All of the start-ups have the ability to become viable businesses and impact society, he said.
“Our Summer Fellowship Program is really designed to get UConn’s Top 10 early-stage entrepreneurial teams investor-ready. The teams having completed the program should be candidates for grant money from CTNext, federal government grant programs such as the Small Business Innovation Research program and the Innovation Corps program, and angel investors,” he said. “The capital from these programs comes at a critical time in the life of these ventures and will substantially increase their odds.”
Each team was awarded $15,000, access to professional services and seven weeks of business training. This is the third summer UConn has offered the program.
Five of the start-ups, including SAVKAR.AI, WellTech, MycoZap, QRFertile and Encapsulate, were selected to move onto another entrepreneurship program in the fall, the Wolff New Venture Competition. The competition is named after Gary Wolff‘s parents, and he served as a judge in the August competition.
“All 10 of these ideas would have won if they weren’t competing against each other,” he said. “In just three years, this competition has grown to a lofty level. We couldn’t be happier.”

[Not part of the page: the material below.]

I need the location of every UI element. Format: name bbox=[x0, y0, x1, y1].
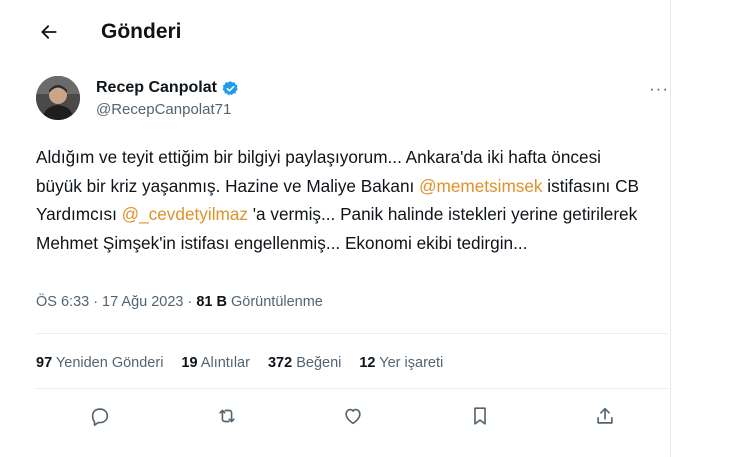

“What we observed today is the product of incredible collaboration and a large number of programs supporting student and faculty entrepreneurship and innovation which has produced teams of superior quality, ideas with strong market potential and the ability to secure funding,” said Kevin Bouley ’80, president and CEO of Nerac, a global research and advising firm for companies developing innovative products and technologies, and one of the judges. “Seventy-five percent of these businesses are already on the path to commercialization. This is very different from a business-plan competition. This is celebration of businesses that are advancing in the marketplace.”
‘The Most Impressive We’ve Seen’
Jen Murphy, program manager at CCEI, said the program invited 20 teams to pitch for a slot in the Summer Fellowship.

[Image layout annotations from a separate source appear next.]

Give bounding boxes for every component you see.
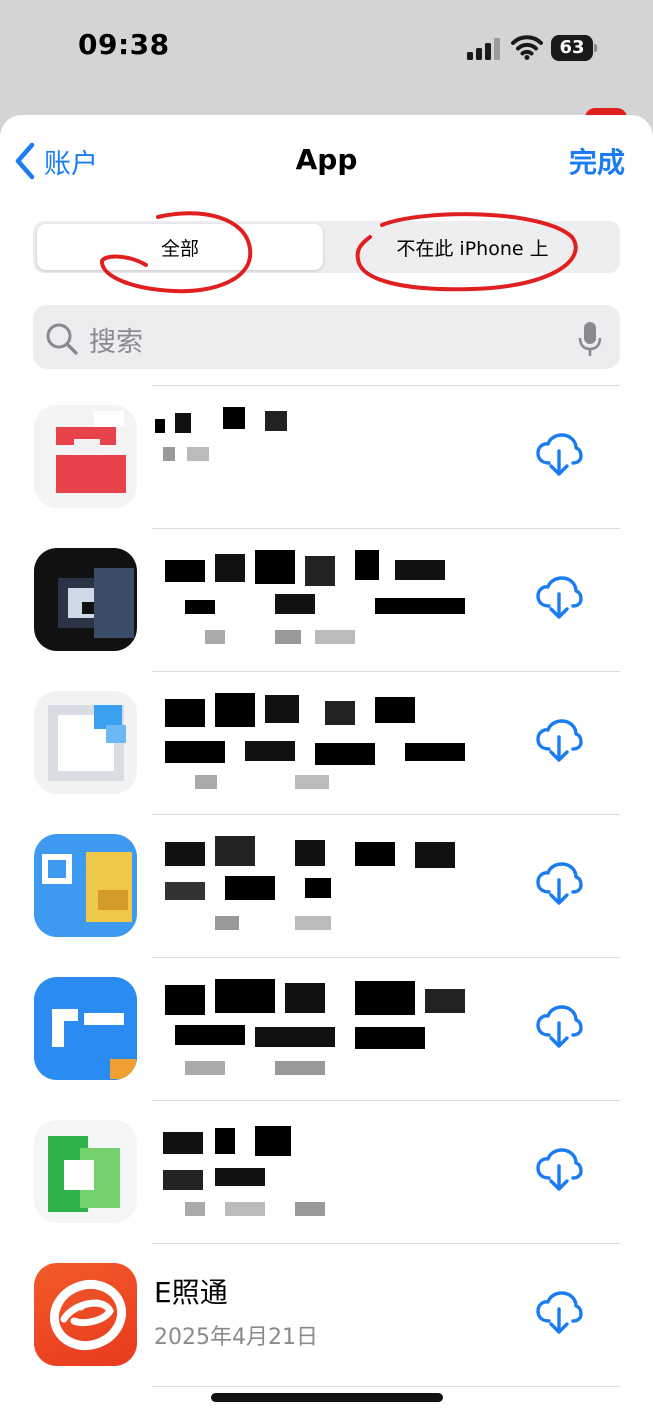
microphone-icon[interactable] — [578, 321, 602, 357]
apps-sheet: 账户 App 完成 全部 不在此 iPhone 上 搜索 E照通 2025年4月2… — [0, 115, 653, 1415]
segmented-control: 全部 不在此 iPhone 上 — [33, 221, 620, 273]
done-button[interactable]: 完成 — [569, 141, 625, 181]
redacted-app-info — [155, 836, 485, 936]
list-divider — [152, 1386, 620, 1387]
app-name: E照通 — [154, 1276, 228, 1309]
battery-level: 63 — [559, 37, 585, 58]
app-icon-redacted — [34, 548, 137, 651]
app-row[interactable] — [0, 1100, 653, 1243]
battery-icon: 63 — [551, 35, 597, 61]
redacted-app-info — [155, 407, 485, 507]
app-date: 2025年4月21日 — [154, 1325, 318, 1350]
download-button[interactable] — [535, 1005, 583, 1049]
segment-not-on-iphone[interactable]: 不在此 iPhone 上 — [329, 224, 616, 270]
redacted-app-info — [155, 693, 485, 793]
app-icon-redacted — [34, 834, 137, 937]
redacted-app-info — [155, 1122, 485, 1222]
cloud-download-icon — [536, 862, 583, 905]
search-placeholder: 搜索 — [89, 327, 143, 358]
app-icon-redacted — [34, 1120, 137, 1223]
download-button[interactable] — [535, 719, 583, 763]
redacted-app-info — [155, 550, 485, 650]
home-indicator — [211, 1393, 443, 1402]
cloud-download-icon — [536, 1291, 583, 1334]
status-bar: 09:38 63 — [0, 0, 653, 100]
app-icon-redacted — [34, 977, 137, 1080]
download-button[interactable] — [535, 1291, 583, 1335]
cloud-download-icon — [536, 1005, 583, 1048]
download-button[interactable] — [535, 433, 583, 477]
app-row[interactable] — [0, 385, 653, 528]
app-row[interactable] — [0, 814, 653, 957]
cloud-download-icon — [536, 719, 583, 762]
app-row[interactable] — [0, 957, 653, 1100]
app-row[interactable] — [0, 528, 653, 671]
navigation-bar: 账户 App 完成 — [0, 115, 653, 205]
cellular-signal-icon — [467, 38, 500, 60]
app-row[interactable]: E照通 2025年4月21日 — [0, 1243, 653, 1386]
cloud-download-icon — [536, 1148, 583, 1191]
download-button[interactable] — [535, 576, 583, 620]
page-title: App — [295, 143, 358, 176]
e-zhaotong-icon — [34, 1263, 137, 1366]
segment-all[interactable]: 全部 — [37, 224, 323, 270]
search-input[interactable]: 搜索 — [33, 305, 620, 369]
search-icon — [46, 323, 78, 355]
cloud-download-icon — [536, 433, 583, 476]
download-button[interactable] — [535, 1148, 583, 1192]
app-icon-redacted — [34, 691, 137, 794]
download-button[interactable] — [535, 862, 583, 906]
app-row[interactable] — [0, 671, 653, 814]
wifi-icon — [511, 35, 543, 60]
redacted-app-info — [155, 979, 485, 1079]
status-time: 09:38 — [78, 28, 170, 61]
cloud-download-icon — [536, 576, 583, 619]
app-icon-redacted — [34, 405, 137, 508]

“I think the quality of the applicants we have seen this year is indicative of the culture of entrepreneurship and innovation that is continuously cultivated at UConn,” she said. “The applicants for the third Summer Fellowship Program were the most impressive we have seen so far.”
“We as a society need these innovations,” said Michelle Cote, managing director of CCEI. “At UConn, our entrepreneurial community is growing rapidly.”

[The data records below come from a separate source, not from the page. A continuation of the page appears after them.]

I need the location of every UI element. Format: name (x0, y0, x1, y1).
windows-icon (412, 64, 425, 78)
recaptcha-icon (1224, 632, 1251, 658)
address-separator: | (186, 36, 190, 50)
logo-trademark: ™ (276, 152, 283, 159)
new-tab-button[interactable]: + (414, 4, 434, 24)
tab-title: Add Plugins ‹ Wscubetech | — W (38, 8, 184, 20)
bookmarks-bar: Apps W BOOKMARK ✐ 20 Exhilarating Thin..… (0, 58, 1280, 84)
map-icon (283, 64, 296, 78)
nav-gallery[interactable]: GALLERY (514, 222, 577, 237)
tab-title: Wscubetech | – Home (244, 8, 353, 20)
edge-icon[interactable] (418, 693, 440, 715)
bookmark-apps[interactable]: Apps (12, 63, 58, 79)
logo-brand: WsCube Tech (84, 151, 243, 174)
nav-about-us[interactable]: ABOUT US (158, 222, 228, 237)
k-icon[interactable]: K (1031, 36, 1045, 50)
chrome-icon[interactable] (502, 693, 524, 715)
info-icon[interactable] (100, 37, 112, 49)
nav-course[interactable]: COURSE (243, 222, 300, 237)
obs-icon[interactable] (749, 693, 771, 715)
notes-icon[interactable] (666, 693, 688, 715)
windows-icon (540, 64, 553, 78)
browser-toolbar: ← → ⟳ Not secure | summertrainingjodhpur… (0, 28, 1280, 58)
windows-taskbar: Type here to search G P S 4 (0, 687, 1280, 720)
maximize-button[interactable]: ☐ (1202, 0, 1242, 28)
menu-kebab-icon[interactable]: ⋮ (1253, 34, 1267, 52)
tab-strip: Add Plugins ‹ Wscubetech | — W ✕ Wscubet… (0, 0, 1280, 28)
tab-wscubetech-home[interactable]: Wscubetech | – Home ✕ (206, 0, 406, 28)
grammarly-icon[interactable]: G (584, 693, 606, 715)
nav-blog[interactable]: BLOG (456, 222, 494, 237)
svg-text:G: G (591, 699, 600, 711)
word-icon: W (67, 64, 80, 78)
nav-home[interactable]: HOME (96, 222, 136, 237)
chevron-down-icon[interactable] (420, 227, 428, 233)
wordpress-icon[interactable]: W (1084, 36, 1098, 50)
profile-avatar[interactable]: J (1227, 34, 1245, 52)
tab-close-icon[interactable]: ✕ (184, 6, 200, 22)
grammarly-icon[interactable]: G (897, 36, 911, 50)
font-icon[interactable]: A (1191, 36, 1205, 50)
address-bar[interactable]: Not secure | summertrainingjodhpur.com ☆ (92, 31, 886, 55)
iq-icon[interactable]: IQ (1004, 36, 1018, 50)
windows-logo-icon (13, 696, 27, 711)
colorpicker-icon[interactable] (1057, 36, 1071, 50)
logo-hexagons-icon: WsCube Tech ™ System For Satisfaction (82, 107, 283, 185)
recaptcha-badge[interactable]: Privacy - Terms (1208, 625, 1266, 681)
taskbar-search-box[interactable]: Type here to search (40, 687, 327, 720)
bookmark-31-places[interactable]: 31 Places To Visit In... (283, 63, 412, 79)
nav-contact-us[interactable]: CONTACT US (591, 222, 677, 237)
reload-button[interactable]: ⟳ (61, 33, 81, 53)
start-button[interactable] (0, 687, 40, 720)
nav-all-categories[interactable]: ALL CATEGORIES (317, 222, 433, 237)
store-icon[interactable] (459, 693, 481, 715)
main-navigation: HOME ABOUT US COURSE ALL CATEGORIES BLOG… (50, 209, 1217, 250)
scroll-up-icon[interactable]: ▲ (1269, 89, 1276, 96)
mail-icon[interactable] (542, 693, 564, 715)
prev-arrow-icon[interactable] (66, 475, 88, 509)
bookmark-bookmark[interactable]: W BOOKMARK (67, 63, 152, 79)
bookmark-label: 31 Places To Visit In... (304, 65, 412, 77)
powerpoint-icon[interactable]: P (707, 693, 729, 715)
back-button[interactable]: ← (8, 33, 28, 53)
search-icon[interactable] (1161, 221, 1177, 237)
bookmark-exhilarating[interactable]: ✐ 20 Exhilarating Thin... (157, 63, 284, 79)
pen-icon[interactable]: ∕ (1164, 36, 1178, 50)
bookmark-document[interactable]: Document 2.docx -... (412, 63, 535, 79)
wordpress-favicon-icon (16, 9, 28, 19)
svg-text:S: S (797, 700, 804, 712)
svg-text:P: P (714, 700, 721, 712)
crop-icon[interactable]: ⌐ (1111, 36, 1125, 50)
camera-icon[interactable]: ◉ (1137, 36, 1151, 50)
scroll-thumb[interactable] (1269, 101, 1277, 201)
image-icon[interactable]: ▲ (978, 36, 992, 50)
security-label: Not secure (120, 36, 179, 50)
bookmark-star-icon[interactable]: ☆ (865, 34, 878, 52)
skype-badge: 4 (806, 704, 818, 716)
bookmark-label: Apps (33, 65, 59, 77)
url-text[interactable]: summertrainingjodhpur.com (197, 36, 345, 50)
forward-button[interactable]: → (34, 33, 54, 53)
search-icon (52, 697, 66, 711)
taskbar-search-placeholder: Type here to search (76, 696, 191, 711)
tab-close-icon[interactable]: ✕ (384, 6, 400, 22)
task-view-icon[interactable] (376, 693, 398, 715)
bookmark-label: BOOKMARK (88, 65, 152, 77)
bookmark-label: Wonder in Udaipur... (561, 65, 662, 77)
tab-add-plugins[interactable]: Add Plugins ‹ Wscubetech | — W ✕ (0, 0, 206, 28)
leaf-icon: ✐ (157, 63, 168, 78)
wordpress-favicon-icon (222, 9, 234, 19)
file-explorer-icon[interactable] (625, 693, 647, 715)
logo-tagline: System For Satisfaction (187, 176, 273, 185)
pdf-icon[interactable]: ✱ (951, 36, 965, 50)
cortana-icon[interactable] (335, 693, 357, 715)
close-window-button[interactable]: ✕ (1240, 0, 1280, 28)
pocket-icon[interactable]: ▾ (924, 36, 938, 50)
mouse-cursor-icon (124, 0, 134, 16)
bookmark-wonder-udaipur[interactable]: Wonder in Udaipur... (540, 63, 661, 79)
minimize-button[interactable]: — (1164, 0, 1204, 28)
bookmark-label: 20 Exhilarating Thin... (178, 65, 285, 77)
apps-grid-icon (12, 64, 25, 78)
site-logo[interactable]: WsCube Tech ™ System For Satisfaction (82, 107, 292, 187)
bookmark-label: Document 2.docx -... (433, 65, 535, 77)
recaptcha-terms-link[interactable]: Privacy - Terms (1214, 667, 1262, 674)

The Summer Fellowship Finale is a major milestone in the evolving entrepreneurial ecosystem at UConn, said School of Business Dean John A. Elliott. “We celebrate the full engagement of so many in support of the 10 finalists who have refined their entrepreneurial ideas so effectively and progressed toward commercialization,” he said.
‘A Mini Vault of Ideas’
Trevor Svec‘s WickAway candle extinguisher didn’t place among the top five, but the recent School of Engineering graduate said the Summer Fellowship had helped him with a timeline and a plan to move forward. “The program sets you up with a network of resources to access. I’ve got some traction. People helped me past the ‘pain’ points and made it easier to move forward,” he said.
Svec said UConn has supported him from the time he was a freshman, walking in determined to start his own business. From clubs to an IDEA grant to mini innovation-pitch sessions, he said he grew more knowledgeable and benefited from UConn resources.
“I came to UConn planning to be an entrepreneur,” he said. “I’ve always been a tinkerer of sorts. I always wanted to make and fix things. WickAway is my first business project, but I have a mini vault of ideas.”